Pour m'en sortir, je me suis servi des outils qui me sont tombés sous la main : pour moi, donc, ce fut la philisophie et une réflexion poussée - mais malheureusement biaisée - sur la psychanalyse. Et voilà que l'approche thérapeutique semble remettre tout cela en cause, à un âge où les autres hommes se posent enfin sur leur fauteuil pour un repos bien gagné après le travail ! Non pas que j'envie le repos du guerrier - je suis apparemment le contraire du macho - mais, pour dire le vrai, j'ai un peu peur.
Il y a de cela deux ou trois semaines, j'ai passé plusieurs nuits à avoir peur de m'endormir à cause des rêves angoissants que je faisais. Aujourd'hui, j'en suis à craindre que des souvenirs ne me reviennent à l'esprit, que d'autres douleurs que celles dont je me souviens n'interfère avec mes projets. Quels projets ?
Est-ce que d'autres ont eu l'expérience de souvenirs oubliés revenant à la mémoire ?

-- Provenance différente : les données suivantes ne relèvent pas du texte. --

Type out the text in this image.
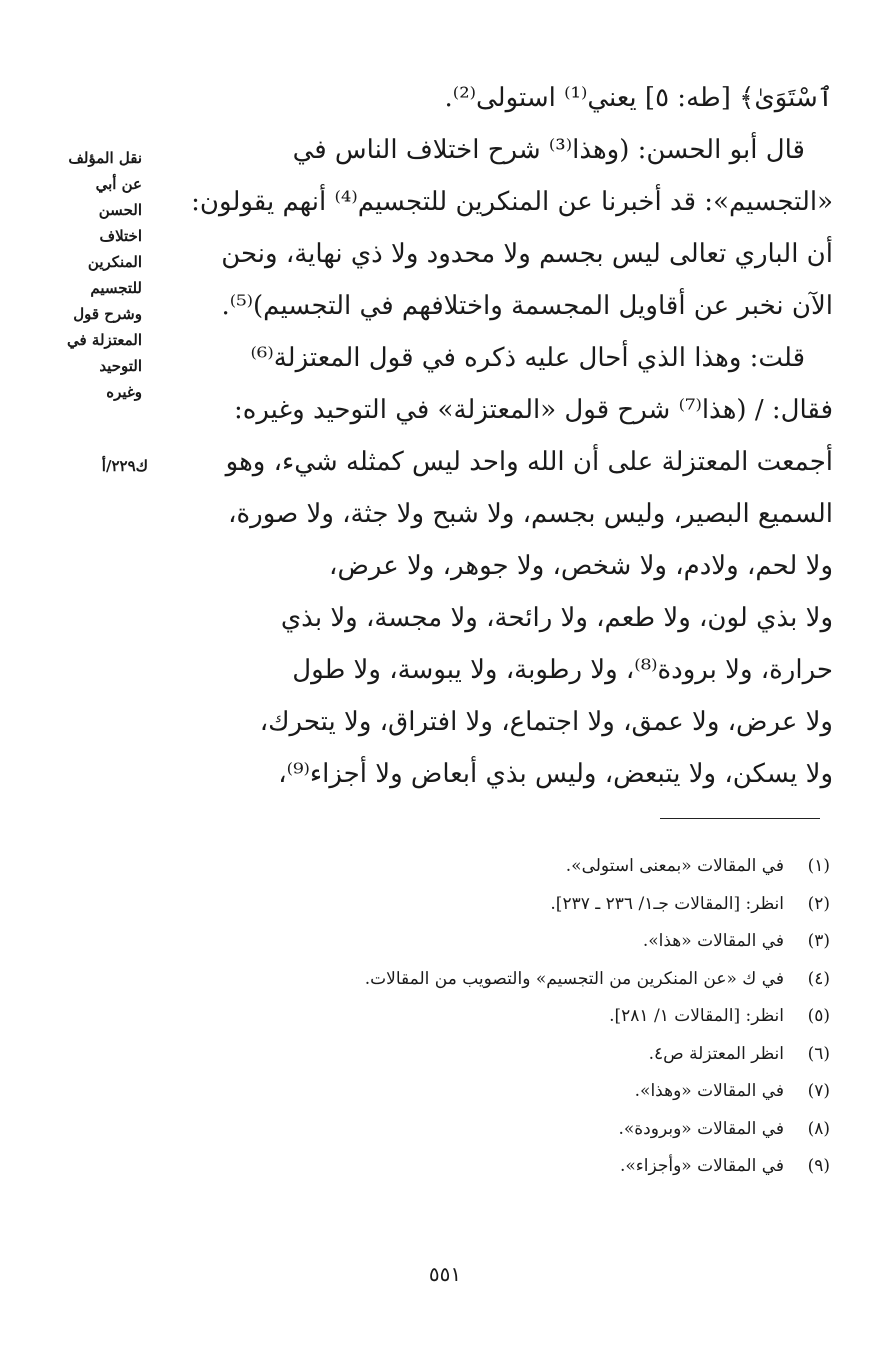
ٱسْتَوَىٰ﴾ [طه: ٥] يعني⁽¹⁾ استولى⁽²⁾.
قال أبو الحسن: (وهذا⁽³⁾ شرح اختلاف الناس في
«التجسيم»: قد أخبرنا عن المنكرين للتجسيم⁽⁴⁾ أنهم يقولون:
أن الباري تعالى ليس بجسم ولا محدود ولا ذي نهاية، ونحن
الآن نخبر عن أقاويل المجسمة واختلافهم في التجسيم)⁽⁵⁾.
قلت: وهذا الذي أحال عليه ذكره في قول المعتزلة⁽⁶⁾
فقال: / (هذا⁽⁷⁾ شرح قول «المعتزلة» في التوحيد وغيره:
أجمعت المعتزلة على أن الله واحد ليس كمثله شيء، وهو
السميع البصير، وليس بجسم، ولا شبح ولا جثة، ولا صورة،
ولا لحم، ولادم، ولا شخص، ولا جوهر، ولا عرض،
ولا بذي لون، ولا طعم، ولا رائحة، ولا مجسة، ولا بذي
حرارة، ولا برودة⁽⁸⁾، ولا رطوبة، ولا يبوسة، ولا طول
ولا عرض، ولا عمق، ولا اجتماع، ولا افتراق، ولا يتحرك،
ولا يسكن، ولا يتبعض، وليس بذي أبعاض ولا أجزاء⁽⁹⁾،
نقل المؤلف
عن أبي
الحسن
اختلاف
المنكرين
للتجسيم
وشرح قول
المعتزلة في
التوحيد
وغيره
ك٢٢٩/أ
(١)في المقالات «بمعنى استولى».
(٢)انظر: [المقالات جـ١/ ٢٣٦ ـ ٢٣٧].
(٣)في المقالات «هذا».
(٤)في ك «عن المنكرين من التجسيم» والتصويب من المقالات.
(٥)انظر: [المقالات ١/ ٢٨١].
(٦)انظر المعتزلة ص٤.
(٧)في المقالات «وهذا».
(٨)في المقالات «وبرودة».
(٩)في المقالات «وأجزاء».
٥٥١
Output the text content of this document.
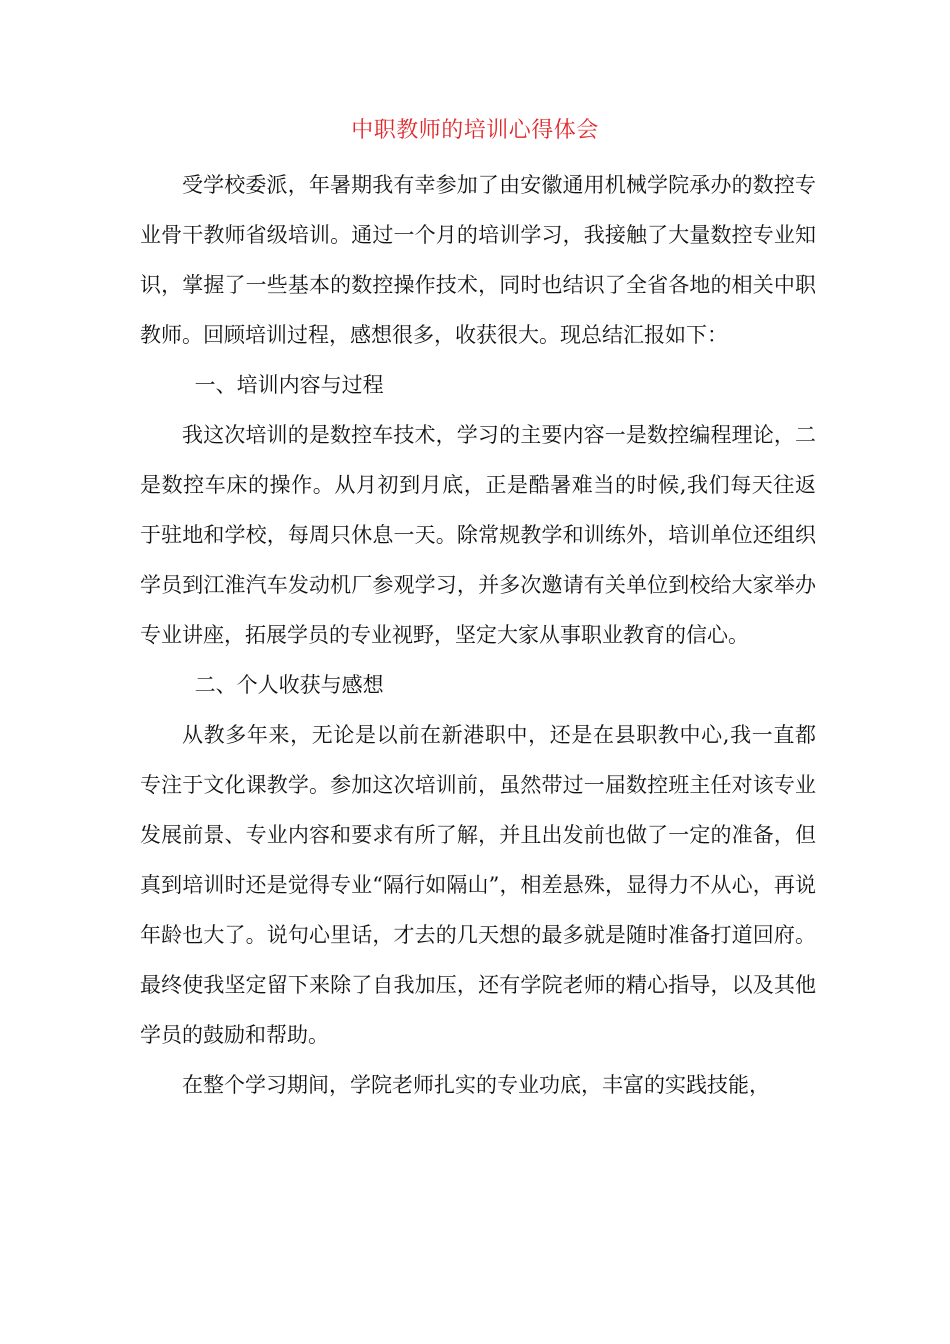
中职教师的培训心得体会

受学校委派，年暑期我有幸参加了由安徽通用机械学院承办的数控专业骨干教师省级培训。通过一个月的培训学习，我接触了大量数控专业知识，掌握了一些基本的数控操作技术，同时也结识了全省各地的相关中职教师。回顾培训过程，感想很多，收获很大。现总结汇报如下：

一、培训内容与过程

我这次培训的是数控车技术，学习的主要内容一是数控编程理论，二是数控车床的操作。从月初到月底，正是酷暑难当的时候,我们每天往返于驻地和学校，每周只休息一天。除常规教学和训练外，培训单位还组织学员到江淮汽车发动机厂参观学习，并多次邀请有关单位到校给大家举办专业讲座，拓展学员的专业视野，坚定大家从事职业教育的信心。

二、个人收获与感想

从教多年来，无论是以前在新港职中，还是在县职教中心,我一直都专注于文化课教学。参加这次培训前，虽然带过一届数控班主任对该专业发展前景、专业内容和要求有所了解，并且出发前也做了一定的准备，但真到培训时还是觉得专业“隔行如隔山”，相差悬殊，显得力不从心，再说年龄也大了。说句心里话，才去的几天想的最多就是随时准备打道回府。最终使我坚定留下来除了自我加压，还有学院老师的精心指导，以及其他学员的鼓励和帮助。

在整个学习期间，学院老师扎实的专业功底，丰富的实践技能，
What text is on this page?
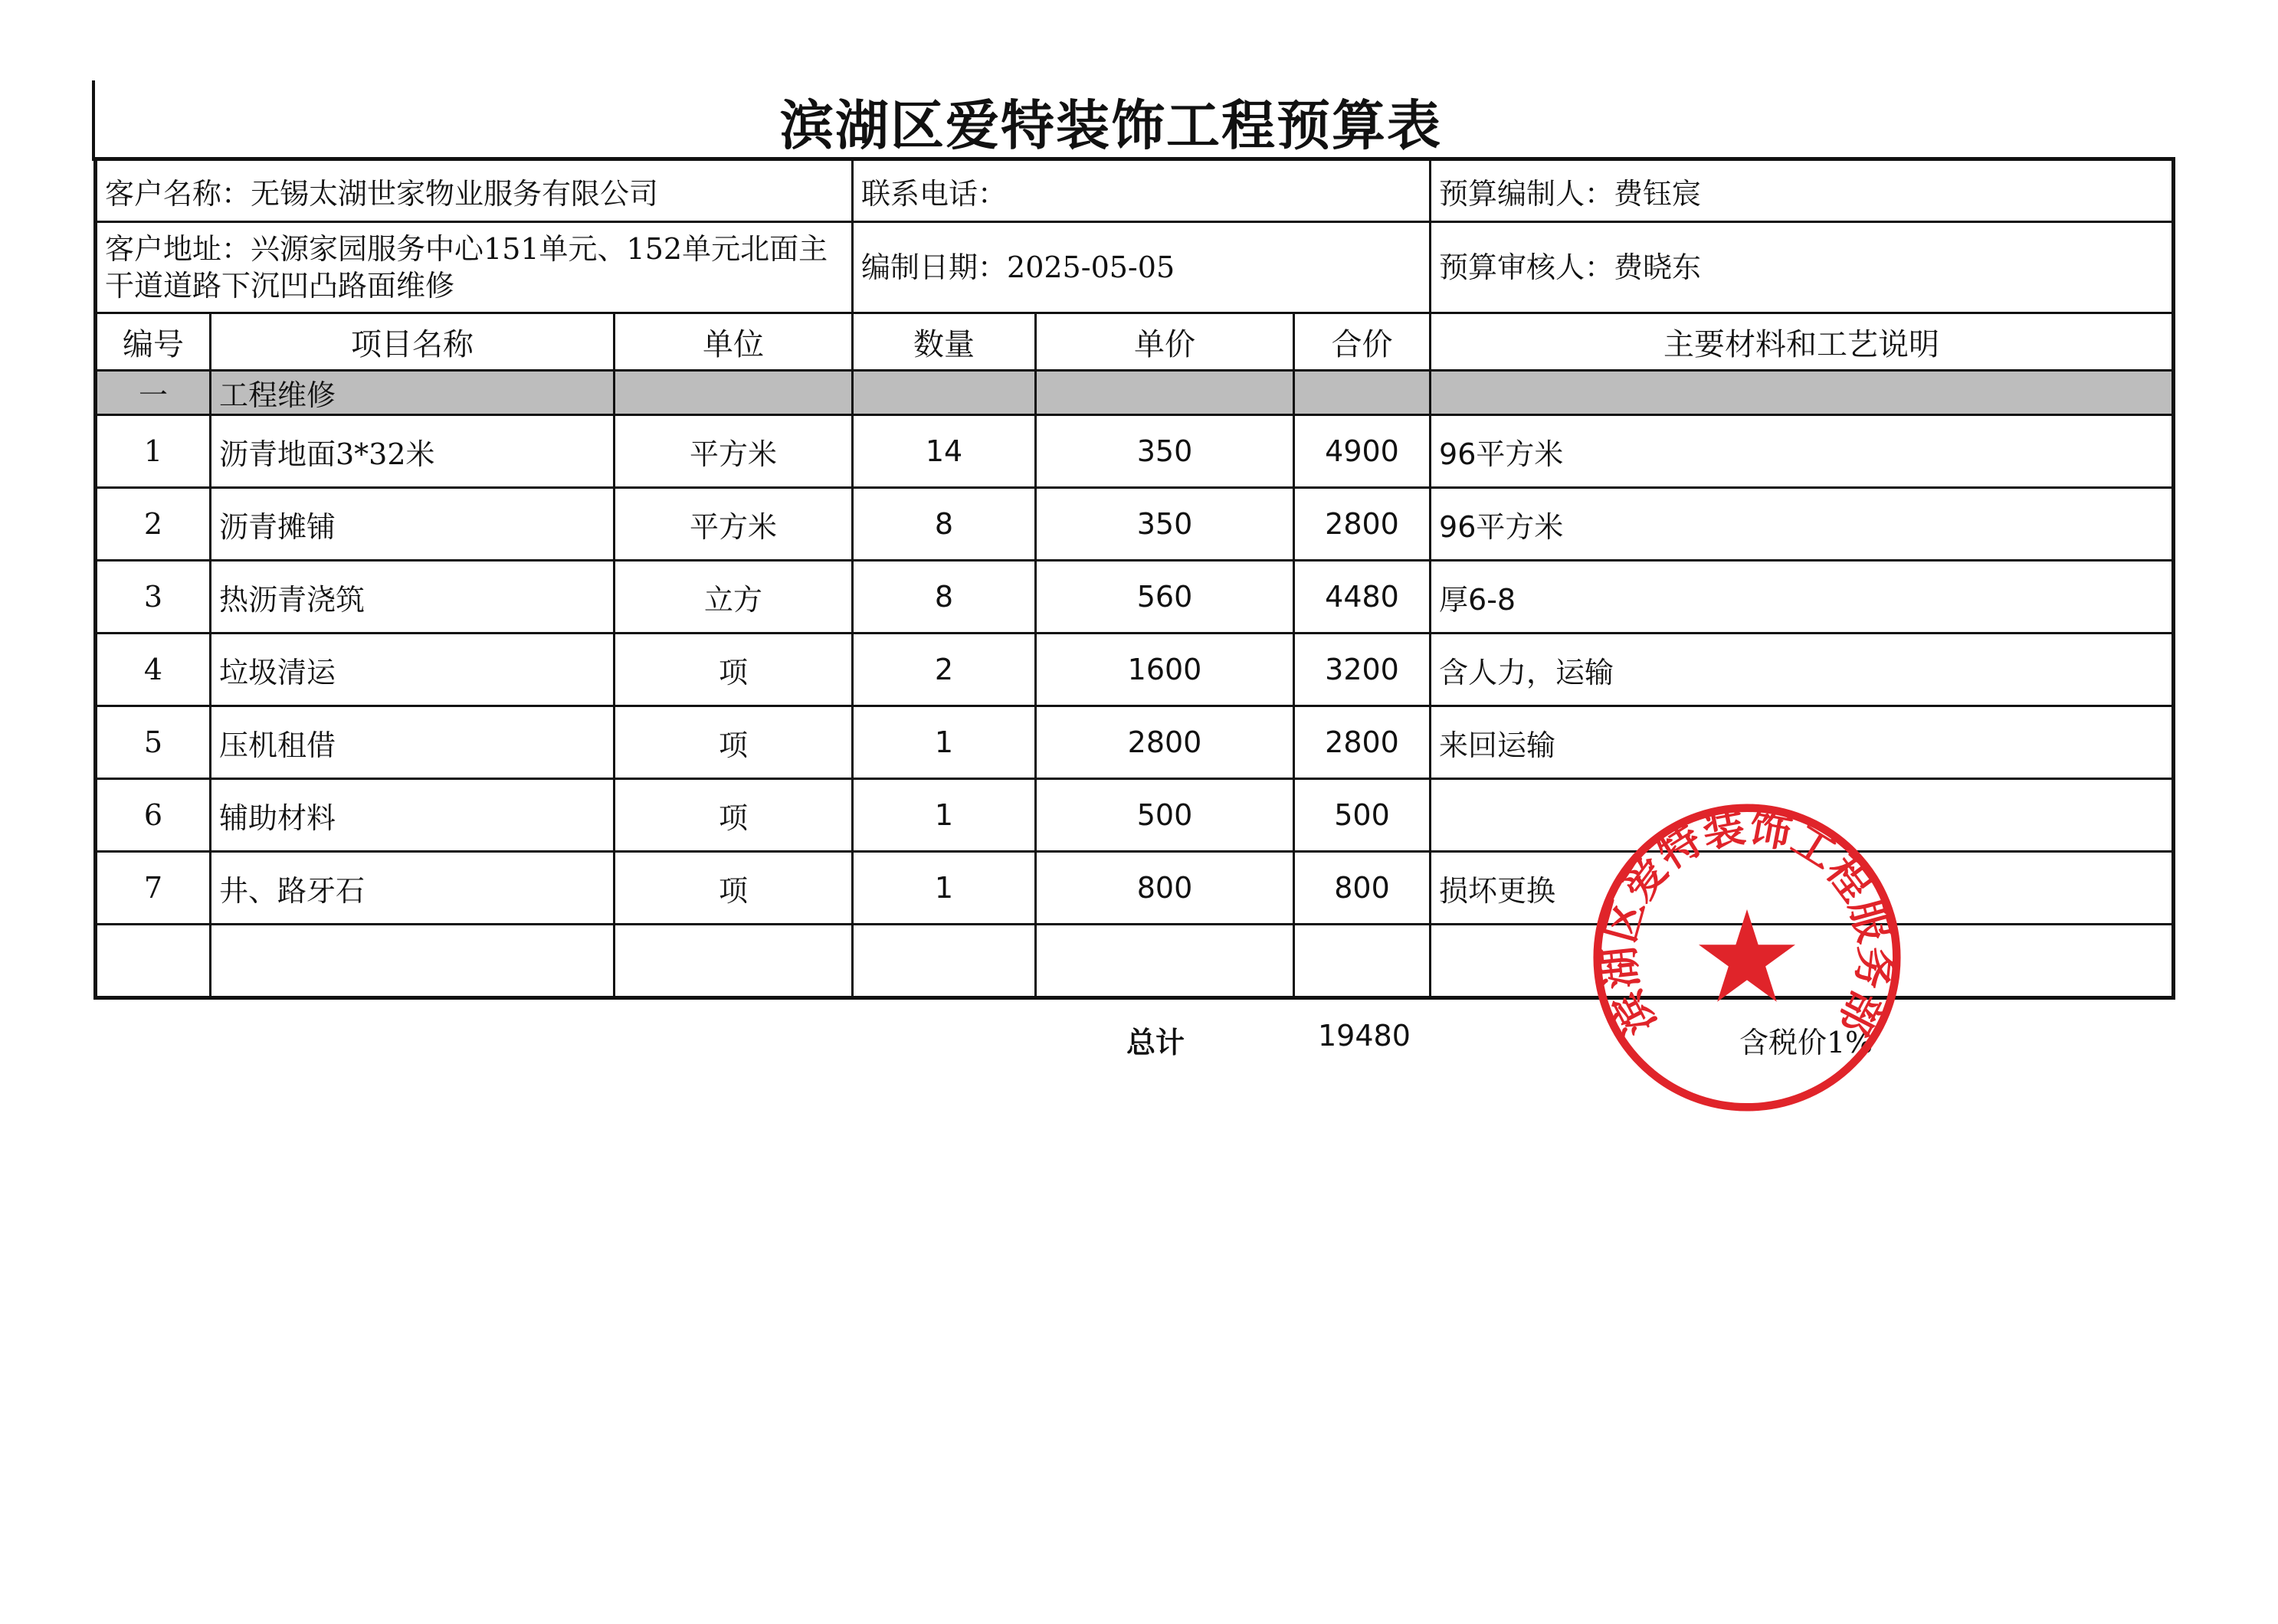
滨湖区爱特装饰工程预算表
客户名称：无锡太湖世家物业服务有限公司			联系电话：			预算编制人：费钰宸
客户地址：兴源家园服务中心151单元、152单元北面主干道道路下沉凹凸路面维修			编制日期：2025-05-05			预算审核人：费晓东
编号	项目名称	单位	数量	单价	合价	主要材料和工艺说明
一	工程维修					
1	沥青地面3*32米	平方米	14	350	4900	96平方米
2	沥青摊铺	平方米	8	350	2800	96平方米
3	热沥青浇筑	立方	8	560	4480	厚6-8
4	垃圾清运	项	2	1600	3200	含人力，运输
5	压机租借	项	1	2800	2800	来回运输
6	辅助材料	项	1	500	500	
7	井、路牙石	项	1	800	800	损坏更换

总计	19480	含税价1%
滨湖区爱特装饰工程服务部
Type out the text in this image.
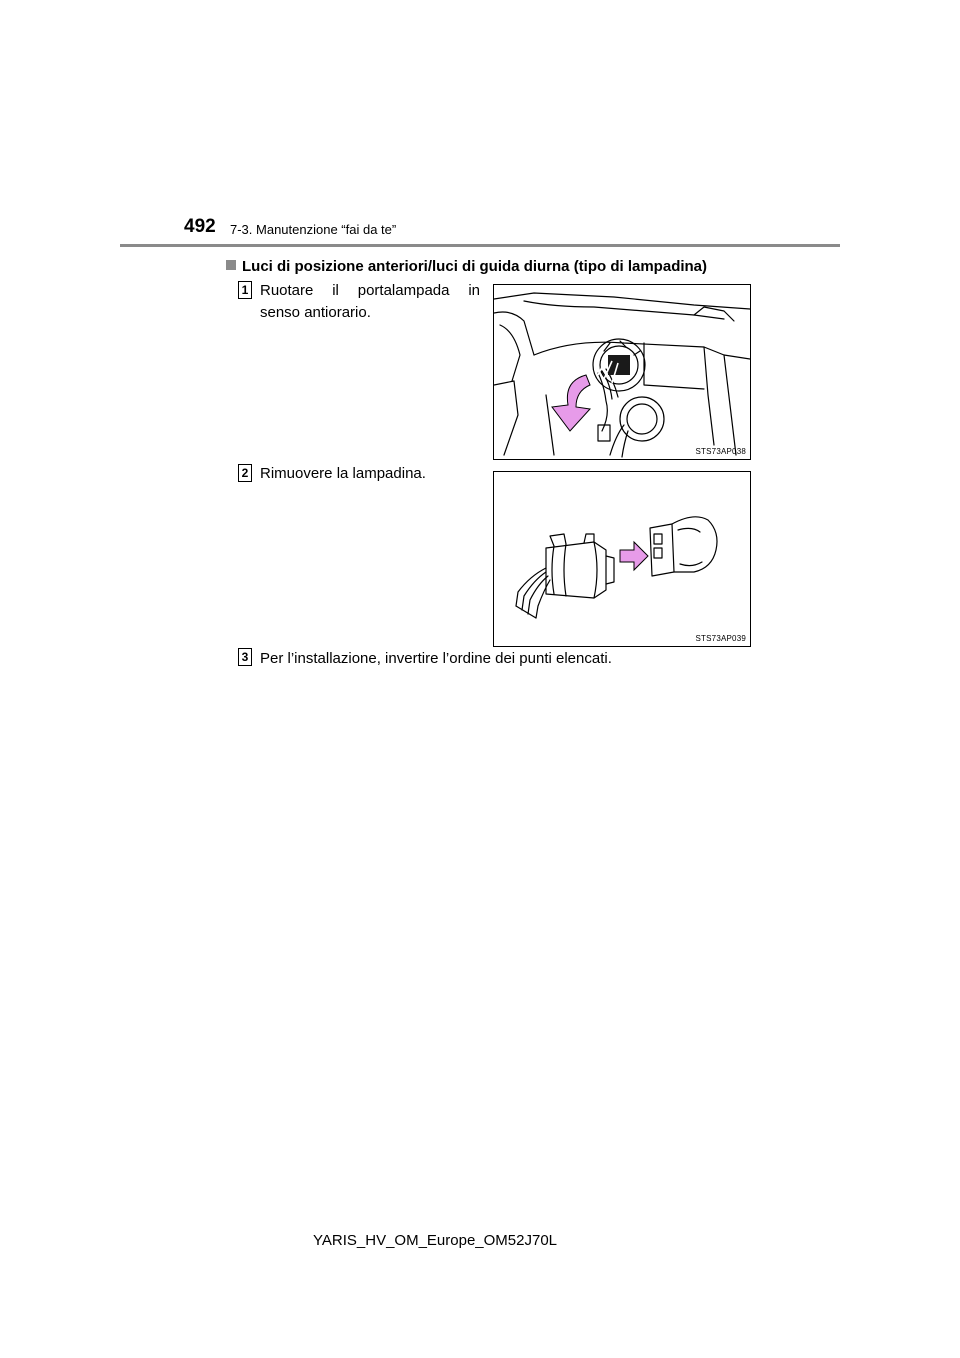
492 7-3. Manutenzione “fai da te”
Luci di posizione anteriori/luci di guida diurna (tipo di lampadina)
1 Ruotare il portalampada in
senso antiorario.
STS73AP038
2 Rimuovere la lampadina.
STS73AP039
3 Per l’installazione, invertire l’ordine dei punti elencati.
YARIS_HV_OM_Europe_OM52J70L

Je me sens un horrible froussard, une mauviette comme ma mère disait souvent des hommes. Depuis que je commence à jouer le rôle du plaignant, du plaintif, de celui qui geint, je ne sais pas si je ne suis pas en train d'exagérer. Je reste très confus, comme quelqu'un qui serait enfermé depuis une éternité dans cette célèbre grotte de Platon, avec une barbe longue de douze siècles. J'en arrive même à impliquer mon grand frère sans avoir le moindre soupçon de souvenir ! C'est la machine qui s'enraye, moi qui débloque. Peut-être est-ce une tactique pour me discréditer moi-même ? De l'auto-sabordage de la part d'un adolescent qui aurait oublié de vieillir.
Sans compter que je n'ai personne à qui parler de tout ça : ma mère est morte, emportant sa culpabilité dans la tombe; mon grand-frère a disparu depuis longtemps de ma vie, mon père est ruiné par les anti-dépresseurs et sa mémoire est aussi droite et clair que le vol d'une hirondelle en plein blizzard. Je me suis brouillé avec mon deuxième frère. Il ne me reste que le silence de mes nuits, en gros, et quelque part, insidieusement, j'en étais content. Car après tout, même cette nouvelle démarche que j'entreprends comme "survivant", c'est pour ma compagne et mes enfants que je le fais: mais je me rends compte que ce n'est pas encore pour moi, bien que j'ai eu un avant-goût du désarroi qu'une approche ne laissant aucune échappatoire peut créer en moi.
Lorsque je me suis retrouvé à expliquer à ma psy que quelque chose en moi m'avait tout de même toujours poussé disons non pas à "guérir", mais au moins à me maintenir entre une vie morne et décharnée et la mort des sentiments à défaut de la mort physique, lorsque je me suis retrouvé à devoir répondre, tel un mauvais élève, à cette question horripilante : "qui", il m'a fallu bien cinq minutes pour sortir un "moi" qui me reste en travers de la gorge, comme si on me l'avait arraché. Je n'en suis pas fier, de cette réponse, je ne veux pas être plaint, mais je sais aussi que je me retourne et me débats inutilement.
Il me reste encore un dernier "espoir" dans ma rage contre moi-même, dans ma volonté de rester plongé dans mon marasme, ma honte, ma déchéance, ma rage contre moi-même : je ne me souviens de rien au-delà de mes 15 ans. J'ai quelques souvenirs d'école, mais rien à la maison - rien de rien.
Peut-être cela retardera-t-il l'enquête ? Ceux qui me liront ne comprendront peut-être pas tout, ou me prendront pour l'ado prétentieux et irrationnel que je suis resté. Voici un poème de Géo Norge qui m'a toujours fasciné:
Le Prisonnier
Les idées de Victor étaient comme des briques: égales, pesantes, aux arêtes vives. Il se mit à l’ouvrage et bâtit une tour superbe. Mais la porte fut oubliée. L’infortuné Victor enfermé par ses briques, ne trouva plus d’issue et périt lentement dans sa prison d’idées.